Sholeh Pakravan, madre di Reyhaneh Jabbari, ha parlato apertamente delle violazioni dei diritti umani in Iran da quando sua figlia è stata giustiziata nel 2014 e ora ha scritto una lettera aperta di sostegno a Jafar Azimzadeh.
Nella lettera ha affrontato le attuali gravi questioni, come la negligenza dimostrata verso questo prigioniero politico e la fustigazione dei lavoratori di Agh Darreh e Bafgh. Questi atti brutali sono un tentativo di creare una società con una forza lavoro oppressa, silenziosa e a buon mercato in modo che gli investitori stranieri non debbano scontrarsi con le reali condizioni e il paese possa diventare competitivo a livello mondiale.
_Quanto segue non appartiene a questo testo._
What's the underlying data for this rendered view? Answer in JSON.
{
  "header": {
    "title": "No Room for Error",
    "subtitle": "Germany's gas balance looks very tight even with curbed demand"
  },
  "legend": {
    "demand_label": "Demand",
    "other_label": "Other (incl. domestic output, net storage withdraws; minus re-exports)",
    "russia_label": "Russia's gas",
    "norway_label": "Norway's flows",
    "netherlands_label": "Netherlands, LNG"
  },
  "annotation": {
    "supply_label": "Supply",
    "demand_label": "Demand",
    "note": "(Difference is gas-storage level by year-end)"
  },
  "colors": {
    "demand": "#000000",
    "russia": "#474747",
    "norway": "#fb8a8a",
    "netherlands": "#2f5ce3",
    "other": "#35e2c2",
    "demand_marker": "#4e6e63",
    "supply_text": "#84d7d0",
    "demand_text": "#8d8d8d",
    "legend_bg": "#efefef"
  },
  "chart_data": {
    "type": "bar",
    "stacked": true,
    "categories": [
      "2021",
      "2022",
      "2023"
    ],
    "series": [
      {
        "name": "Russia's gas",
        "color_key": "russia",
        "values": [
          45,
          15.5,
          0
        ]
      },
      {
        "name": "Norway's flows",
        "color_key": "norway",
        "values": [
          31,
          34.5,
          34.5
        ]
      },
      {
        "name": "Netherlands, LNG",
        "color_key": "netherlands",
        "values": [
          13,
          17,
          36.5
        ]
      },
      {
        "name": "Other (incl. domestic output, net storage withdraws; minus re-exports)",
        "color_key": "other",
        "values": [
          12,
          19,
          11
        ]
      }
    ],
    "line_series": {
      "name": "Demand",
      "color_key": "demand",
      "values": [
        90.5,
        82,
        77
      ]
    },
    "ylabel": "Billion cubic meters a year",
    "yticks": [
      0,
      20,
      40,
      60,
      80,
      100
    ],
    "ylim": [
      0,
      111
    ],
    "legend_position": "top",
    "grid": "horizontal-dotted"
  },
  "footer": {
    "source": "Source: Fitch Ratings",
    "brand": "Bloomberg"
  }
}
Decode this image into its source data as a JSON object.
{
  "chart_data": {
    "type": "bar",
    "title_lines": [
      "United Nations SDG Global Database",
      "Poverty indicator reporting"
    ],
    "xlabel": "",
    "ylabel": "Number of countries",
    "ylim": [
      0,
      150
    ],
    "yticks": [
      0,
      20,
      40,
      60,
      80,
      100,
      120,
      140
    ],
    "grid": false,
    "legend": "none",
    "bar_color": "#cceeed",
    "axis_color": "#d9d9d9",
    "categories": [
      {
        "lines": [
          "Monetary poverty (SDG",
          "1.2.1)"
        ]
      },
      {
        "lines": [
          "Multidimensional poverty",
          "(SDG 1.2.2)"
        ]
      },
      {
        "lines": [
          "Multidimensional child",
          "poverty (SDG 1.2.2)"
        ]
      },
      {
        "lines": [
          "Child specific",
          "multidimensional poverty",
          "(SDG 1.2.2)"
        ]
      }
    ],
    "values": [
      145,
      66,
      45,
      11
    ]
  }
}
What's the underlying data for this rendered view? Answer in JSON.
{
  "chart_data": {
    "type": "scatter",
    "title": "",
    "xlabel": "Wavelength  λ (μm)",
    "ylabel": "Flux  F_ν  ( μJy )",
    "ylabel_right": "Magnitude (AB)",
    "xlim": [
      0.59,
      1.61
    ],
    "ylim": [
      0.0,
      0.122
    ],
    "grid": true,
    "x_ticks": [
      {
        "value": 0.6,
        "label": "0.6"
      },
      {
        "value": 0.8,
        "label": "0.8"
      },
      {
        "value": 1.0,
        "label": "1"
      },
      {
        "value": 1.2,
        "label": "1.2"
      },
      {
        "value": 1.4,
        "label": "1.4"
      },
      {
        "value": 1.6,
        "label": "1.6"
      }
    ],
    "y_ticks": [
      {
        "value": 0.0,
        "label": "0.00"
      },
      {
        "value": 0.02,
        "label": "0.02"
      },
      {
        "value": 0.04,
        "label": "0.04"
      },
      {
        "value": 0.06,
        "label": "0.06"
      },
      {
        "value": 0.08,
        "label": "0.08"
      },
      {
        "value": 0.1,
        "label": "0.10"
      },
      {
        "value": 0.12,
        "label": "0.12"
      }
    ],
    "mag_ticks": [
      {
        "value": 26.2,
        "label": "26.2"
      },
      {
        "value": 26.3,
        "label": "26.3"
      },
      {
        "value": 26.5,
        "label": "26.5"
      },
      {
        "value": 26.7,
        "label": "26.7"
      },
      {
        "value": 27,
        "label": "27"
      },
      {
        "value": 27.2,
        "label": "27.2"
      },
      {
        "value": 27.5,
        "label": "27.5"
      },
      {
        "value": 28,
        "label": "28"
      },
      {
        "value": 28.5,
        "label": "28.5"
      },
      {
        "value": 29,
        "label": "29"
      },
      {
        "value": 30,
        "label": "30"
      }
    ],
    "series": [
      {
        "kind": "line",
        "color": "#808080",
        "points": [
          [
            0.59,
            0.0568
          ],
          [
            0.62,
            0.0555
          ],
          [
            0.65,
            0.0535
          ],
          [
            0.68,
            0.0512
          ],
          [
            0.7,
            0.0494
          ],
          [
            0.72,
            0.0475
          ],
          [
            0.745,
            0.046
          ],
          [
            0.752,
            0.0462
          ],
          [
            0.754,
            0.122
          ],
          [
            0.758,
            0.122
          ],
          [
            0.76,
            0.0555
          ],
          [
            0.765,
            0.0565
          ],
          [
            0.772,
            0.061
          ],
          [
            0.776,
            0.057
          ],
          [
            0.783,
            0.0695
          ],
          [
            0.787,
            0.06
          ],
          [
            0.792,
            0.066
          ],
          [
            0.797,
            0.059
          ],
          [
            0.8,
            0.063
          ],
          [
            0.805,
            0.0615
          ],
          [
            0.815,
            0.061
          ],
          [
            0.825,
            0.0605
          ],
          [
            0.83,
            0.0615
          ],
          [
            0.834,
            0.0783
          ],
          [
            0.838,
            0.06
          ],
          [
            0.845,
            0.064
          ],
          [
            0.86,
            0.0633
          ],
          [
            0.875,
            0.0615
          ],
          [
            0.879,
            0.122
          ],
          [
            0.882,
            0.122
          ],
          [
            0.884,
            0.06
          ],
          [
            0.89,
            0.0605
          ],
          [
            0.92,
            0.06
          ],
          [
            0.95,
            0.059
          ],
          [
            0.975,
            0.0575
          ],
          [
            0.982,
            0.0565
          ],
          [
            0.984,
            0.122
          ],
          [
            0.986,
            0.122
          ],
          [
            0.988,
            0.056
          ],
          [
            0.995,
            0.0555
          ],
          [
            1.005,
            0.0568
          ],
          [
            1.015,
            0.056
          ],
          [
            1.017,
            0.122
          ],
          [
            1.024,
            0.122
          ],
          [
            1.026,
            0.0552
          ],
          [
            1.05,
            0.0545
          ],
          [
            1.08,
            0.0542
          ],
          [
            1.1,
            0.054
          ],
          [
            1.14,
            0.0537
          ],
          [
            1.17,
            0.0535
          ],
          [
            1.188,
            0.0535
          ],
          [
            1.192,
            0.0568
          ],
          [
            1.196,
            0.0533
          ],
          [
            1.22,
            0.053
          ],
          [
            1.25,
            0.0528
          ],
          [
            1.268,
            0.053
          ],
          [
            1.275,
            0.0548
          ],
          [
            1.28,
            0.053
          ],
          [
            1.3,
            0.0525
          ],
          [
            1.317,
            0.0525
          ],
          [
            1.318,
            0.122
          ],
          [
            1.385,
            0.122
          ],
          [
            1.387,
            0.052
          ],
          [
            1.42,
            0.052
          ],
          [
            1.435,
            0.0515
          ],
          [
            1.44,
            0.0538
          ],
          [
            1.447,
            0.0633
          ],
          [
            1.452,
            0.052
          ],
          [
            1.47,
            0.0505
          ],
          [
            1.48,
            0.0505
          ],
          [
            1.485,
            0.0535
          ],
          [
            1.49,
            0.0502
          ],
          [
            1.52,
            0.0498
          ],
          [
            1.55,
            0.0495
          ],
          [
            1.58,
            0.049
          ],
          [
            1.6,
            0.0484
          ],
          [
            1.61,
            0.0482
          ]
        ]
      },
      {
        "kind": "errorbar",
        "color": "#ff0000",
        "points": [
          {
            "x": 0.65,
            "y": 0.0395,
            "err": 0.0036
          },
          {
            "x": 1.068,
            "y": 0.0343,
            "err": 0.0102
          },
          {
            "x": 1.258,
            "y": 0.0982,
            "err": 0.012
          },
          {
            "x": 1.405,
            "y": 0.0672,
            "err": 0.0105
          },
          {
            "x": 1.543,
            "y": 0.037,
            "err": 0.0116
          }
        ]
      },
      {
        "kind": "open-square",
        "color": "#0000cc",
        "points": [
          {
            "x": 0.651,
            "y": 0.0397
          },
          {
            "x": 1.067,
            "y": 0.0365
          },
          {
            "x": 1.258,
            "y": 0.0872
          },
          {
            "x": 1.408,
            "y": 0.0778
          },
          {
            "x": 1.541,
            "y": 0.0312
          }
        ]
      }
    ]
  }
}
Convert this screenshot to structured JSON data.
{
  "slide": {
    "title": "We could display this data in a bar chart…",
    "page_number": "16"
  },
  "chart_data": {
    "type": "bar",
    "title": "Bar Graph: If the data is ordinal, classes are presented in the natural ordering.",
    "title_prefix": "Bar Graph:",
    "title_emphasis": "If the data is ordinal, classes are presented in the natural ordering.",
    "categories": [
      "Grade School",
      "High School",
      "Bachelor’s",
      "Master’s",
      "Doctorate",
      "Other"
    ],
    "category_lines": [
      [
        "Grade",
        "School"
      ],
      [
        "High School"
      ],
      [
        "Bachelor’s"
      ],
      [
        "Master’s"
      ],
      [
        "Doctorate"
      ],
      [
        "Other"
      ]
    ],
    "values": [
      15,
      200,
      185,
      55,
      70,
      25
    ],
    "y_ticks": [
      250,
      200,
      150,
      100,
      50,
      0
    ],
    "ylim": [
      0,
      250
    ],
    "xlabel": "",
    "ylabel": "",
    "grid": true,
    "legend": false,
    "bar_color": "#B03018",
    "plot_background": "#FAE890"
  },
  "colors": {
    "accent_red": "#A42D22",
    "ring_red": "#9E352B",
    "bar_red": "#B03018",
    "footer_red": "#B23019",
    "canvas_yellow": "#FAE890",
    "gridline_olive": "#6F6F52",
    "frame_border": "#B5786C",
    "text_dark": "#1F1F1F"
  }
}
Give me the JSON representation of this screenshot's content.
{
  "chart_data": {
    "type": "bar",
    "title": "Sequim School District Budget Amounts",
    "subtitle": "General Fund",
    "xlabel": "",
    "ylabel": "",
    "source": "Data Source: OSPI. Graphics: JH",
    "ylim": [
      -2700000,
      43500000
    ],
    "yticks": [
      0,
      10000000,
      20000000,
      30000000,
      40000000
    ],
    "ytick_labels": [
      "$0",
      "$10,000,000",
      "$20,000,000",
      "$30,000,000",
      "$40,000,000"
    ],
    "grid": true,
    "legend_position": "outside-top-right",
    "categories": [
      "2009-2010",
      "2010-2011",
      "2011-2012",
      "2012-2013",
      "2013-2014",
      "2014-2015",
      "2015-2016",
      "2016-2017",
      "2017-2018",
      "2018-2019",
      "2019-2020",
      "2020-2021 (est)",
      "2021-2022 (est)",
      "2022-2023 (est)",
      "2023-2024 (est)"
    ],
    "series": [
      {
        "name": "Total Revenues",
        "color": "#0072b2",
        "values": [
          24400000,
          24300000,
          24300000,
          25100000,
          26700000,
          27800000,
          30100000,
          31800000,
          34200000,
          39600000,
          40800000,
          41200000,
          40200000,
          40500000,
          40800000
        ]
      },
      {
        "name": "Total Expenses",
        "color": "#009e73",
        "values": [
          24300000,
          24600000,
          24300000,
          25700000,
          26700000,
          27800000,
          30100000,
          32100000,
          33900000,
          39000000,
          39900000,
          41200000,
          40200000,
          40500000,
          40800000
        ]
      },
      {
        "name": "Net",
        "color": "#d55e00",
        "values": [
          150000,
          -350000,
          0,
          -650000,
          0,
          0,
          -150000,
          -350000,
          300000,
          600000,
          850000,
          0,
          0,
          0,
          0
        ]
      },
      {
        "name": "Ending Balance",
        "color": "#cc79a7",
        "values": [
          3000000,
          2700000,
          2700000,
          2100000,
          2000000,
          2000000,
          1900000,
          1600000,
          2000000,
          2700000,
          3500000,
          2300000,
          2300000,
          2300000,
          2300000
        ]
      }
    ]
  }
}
Sholeh Pakravan ha scritto che la silenziosa esecuzione dei lavoratori e l’arresto dei loro rappresentanti dimostrano il ritorno ufficiale alla schiavitù in Iran.
Ha poi incoraggiato il popolo iraniano a combattere contro il regime, mettendolo in guardia contro il terribile futuro che lo aspetta se verrà permesso a regime di prevalere. Ed ha scritto: “Il destino dei vostri figli non sarà altro che sofferenza e dolore. Parlate nelle strade di ciò che chiedete per la vostra sopravvivenza. Fate sì che i vostri desideri e le vostre aspettative siano chiaramente rispettate dalle autorità. Appoggiate le richieste dei rappresentanti dei prigionieri e parlate di loro in privato e pubblicamente”.
Poi Sholeh Pakravan ha proseguito con questa triste metafora sull’Iran dicendo: “Dietro i bei sorrisi dei funzionari, si nascondono i corpi e le anime spezzate dei figli dell’Iran prigionieri, gli scioperi della fame, la tortura degli interrogatori e le norme codarde. Dietro il grande muro di bugie, ci sono centinaia di forche invisibili che silenziosamente giustiziano i nostri cari”.
Jafar Azimzadeh, un prigioniero politico detenuto nel carcere di Evin, sta praticando lo sciopero della fame da 51 giorni.
La figlia di Sholeh Pakravan, Reyhaneh Jabbari, è stata giustiziata il 25 Ottobre 2014 per aver ucciso un agente dell’intelligence del regime dei mullah che aveva tentato di violentarla sette anni prima, quando aveva solo 19 anni.